The first night I took my medication, I recorded a video of myself crying with the pill in my hand hoping that I could finally feel peace and happiness. My girlfriend asked me to record it to make sure I was on the right track.
I’ve now been on anti-anxiety and antidepressants for more than a month and it hasn’t been an easy experience, but I feel much better. The medication I’m taking has reduced my panic attacks to just one per day, which is much better than what I was experiencing before the pills. The pills have given me more energy and I feel much happier. I hope I can continue feeling this way.
After the first three days of being on the medication, I decided to tell my family about what was happening in my life and explain what I was going through. I hadn’t seen my dad cry the way he did when I told him since my mother’s death when I was just 6 years old. But I had to explain that it wasn’t his fault and that I was going to be okay.

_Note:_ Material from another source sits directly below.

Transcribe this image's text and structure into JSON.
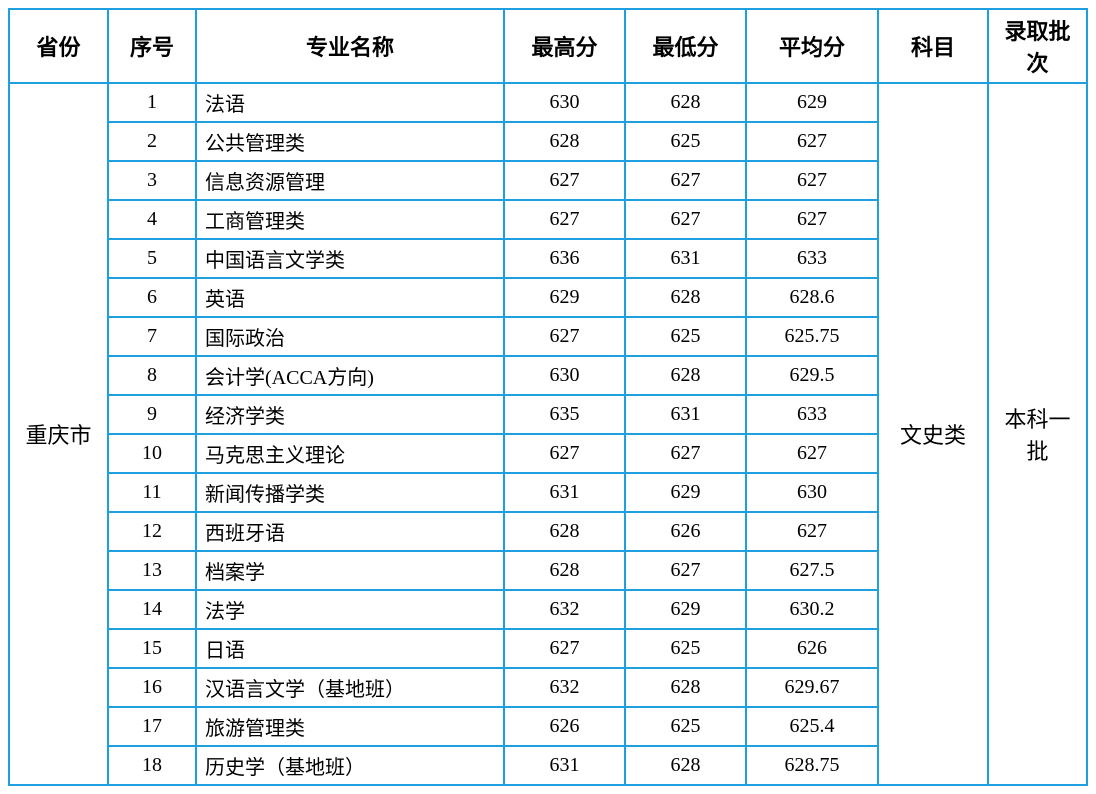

The next thing I decided to do was to quit alcohol, smoking, soda and junk food consumption after my doctor explained to me that I was treating my depression with those vices. I then promised myself that I would try everything to start feeling better. I even decided to accept my girlfriend’s invitation to start going back to church again.
Ask your family and friends how they really feel mentally. You never know what they could be hiding behind a smile. It’s time to break the stigma against people with mental health diseases. It’s time to give them the help and support they need to feel happy.
Don’t be ashamed of your depression or any mental health disease that you might be struggling with. Don’t bottle up your emotions because this is when a simple moment of sadness can turn into depression. It’s okay to talk openly about these kinds of issues.
Don’t let depression and stress destroy your life like I almost let it do to mine. I know it’s hard, but you’re not weak if you seek help.
Don’t give up, I believe in you.
There is nothing wrong with taking medication for your depression and anxiety. The brain is just like any other organ in our bodies, and we have to treat it to stay healthy in the long run.
If you ever need someone to talk to or need to set up an appointment with a counselor, visit the University Counseling and Psychological Services, located in room 205 in Union West, or call 747-5302. They helped me and they can help you too.
And to my girlfriend, thanks for being there even when I didn’t even realize you were there to support me.